Sunday, April 1, 2012

Golden morning

I was awake much of the night, struggling, and after finally dozing did not wake up until about seven this morning. When I got up and went into the hall outside my room which has a sole eastern window at its end from which I can see the snowy peak of Wy‘east, Mount Hood, I saw a sky I had never seen before, and may never see again.

Portland has been under a total overcast for about a week. A high, featureless gray cloud cover from which descends an almost constant, and annoying, vague drizzle. There, visible through my unshuttered window, was a bright but dull gold overcast, seamless and universal, a reversal of the dull gray that it quickly became after about three minutes. Like the dull gold background of a medieval painting, the underside of the cloud field was illuminated almost, it seemed, from within and not by reflection, by a sun which somehow shone through a slim latticework of mists open momentarily at the far, low horizon.

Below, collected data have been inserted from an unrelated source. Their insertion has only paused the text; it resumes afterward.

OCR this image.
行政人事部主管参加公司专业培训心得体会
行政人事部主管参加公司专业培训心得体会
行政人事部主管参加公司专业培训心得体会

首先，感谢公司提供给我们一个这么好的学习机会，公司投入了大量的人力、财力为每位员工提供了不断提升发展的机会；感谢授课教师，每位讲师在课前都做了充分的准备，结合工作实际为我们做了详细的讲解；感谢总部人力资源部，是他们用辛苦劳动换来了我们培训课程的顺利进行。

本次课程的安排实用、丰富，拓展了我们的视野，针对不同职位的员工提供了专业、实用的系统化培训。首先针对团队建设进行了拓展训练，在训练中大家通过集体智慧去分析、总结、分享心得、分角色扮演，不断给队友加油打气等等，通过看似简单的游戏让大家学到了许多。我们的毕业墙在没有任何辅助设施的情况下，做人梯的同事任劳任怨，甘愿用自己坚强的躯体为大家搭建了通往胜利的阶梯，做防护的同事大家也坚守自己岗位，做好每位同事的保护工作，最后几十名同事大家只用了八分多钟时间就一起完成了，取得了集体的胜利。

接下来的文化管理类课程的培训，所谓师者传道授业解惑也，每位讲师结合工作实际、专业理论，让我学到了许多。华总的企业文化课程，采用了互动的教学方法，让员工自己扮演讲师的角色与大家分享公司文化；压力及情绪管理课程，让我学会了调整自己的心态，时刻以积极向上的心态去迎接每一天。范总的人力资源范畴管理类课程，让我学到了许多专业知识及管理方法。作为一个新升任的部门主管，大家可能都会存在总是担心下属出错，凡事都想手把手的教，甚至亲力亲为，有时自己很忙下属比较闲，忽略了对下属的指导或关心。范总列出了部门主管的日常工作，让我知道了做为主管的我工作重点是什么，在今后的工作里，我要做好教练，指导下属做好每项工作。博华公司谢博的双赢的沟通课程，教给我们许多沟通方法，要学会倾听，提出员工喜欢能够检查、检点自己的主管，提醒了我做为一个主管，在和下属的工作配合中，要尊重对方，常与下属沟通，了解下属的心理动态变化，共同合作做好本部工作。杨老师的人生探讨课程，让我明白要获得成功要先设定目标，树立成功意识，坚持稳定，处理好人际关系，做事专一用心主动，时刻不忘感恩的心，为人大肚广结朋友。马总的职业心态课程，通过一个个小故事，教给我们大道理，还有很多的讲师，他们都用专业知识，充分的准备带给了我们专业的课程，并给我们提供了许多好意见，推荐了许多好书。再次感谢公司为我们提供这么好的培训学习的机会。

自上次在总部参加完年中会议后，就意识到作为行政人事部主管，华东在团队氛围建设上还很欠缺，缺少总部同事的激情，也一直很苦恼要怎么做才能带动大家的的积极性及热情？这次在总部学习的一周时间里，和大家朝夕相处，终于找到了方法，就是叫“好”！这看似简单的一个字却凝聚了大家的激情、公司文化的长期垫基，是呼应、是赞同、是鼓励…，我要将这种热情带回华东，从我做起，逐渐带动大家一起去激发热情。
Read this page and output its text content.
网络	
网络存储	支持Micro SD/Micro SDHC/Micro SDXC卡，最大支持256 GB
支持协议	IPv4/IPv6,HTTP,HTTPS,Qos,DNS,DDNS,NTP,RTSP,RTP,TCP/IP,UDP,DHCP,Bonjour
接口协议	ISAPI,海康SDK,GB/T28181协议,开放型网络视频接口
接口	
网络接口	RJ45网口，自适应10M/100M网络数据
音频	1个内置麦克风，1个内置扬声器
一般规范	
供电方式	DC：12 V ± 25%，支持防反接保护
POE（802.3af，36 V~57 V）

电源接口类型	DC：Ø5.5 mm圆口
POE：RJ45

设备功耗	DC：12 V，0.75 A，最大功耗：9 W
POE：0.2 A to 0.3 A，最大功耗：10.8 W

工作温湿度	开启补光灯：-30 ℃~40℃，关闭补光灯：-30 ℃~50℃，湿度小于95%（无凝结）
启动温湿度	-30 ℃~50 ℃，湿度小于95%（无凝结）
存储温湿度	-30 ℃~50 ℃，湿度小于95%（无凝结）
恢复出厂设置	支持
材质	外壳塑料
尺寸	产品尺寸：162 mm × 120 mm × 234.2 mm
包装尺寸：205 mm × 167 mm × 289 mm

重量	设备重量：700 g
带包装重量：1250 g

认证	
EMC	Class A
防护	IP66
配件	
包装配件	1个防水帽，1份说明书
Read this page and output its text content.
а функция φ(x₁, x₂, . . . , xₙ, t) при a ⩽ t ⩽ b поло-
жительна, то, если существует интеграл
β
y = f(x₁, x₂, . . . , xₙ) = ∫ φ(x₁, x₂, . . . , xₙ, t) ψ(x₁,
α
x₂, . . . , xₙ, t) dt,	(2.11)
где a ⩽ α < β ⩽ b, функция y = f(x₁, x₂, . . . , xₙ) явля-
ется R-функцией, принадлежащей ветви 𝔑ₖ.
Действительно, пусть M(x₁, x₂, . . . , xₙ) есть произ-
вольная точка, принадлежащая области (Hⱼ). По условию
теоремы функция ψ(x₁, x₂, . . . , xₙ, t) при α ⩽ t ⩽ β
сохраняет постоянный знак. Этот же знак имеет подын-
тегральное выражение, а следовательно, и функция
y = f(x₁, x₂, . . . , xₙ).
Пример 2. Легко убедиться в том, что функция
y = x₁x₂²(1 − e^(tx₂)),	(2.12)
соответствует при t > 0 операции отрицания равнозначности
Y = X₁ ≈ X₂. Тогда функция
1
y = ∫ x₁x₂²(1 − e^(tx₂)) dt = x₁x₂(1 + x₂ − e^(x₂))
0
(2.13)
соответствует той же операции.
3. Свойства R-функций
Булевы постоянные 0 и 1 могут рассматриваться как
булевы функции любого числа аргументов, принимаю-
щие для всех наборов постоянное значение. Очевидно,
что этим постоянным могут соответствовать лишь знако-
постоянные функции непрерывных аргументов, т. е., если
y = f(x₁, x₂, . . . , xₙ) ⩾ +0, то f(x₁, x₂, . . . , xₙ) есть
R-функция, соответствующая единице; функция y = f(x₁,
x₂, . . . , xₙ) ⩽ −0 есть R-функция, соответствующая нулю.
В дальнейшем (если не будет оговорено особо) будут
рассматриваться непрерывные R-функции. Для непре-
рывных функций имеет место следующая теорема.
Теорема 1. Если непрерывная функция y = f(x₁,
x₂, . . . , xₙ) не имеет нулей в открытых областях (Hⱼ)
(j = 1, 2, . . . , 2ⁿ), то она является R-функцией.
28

I searched for the sun in vain, and could not see exactly where the light was coming from, but it must have been a little north of east, therefore from a point just left of the mountain's silhouette, also invisible through the clouds. As I watched, the unbroken goldness gradually, almost imperceptibly, evaporated into a melange of muted golds, greens, roses, and pale blues, now becoming featured as an inverted skyscape of shallow hills. Something more definite, a solar orb, bright yellow, showed itself for seconds through a final split in the latticed east, and then sunk upward into the ceiling of clouds, which now, as my eyes were drawn back to them, had almost enveloped and subdued the colorful canopy revealed seconds before. Finally, after only another half minute, nothing remained of sun or celestial tapestry, only the still, uneventful gray white opacity of morning rain.
Experienced and written on Saturday morning, 31 March, 2012.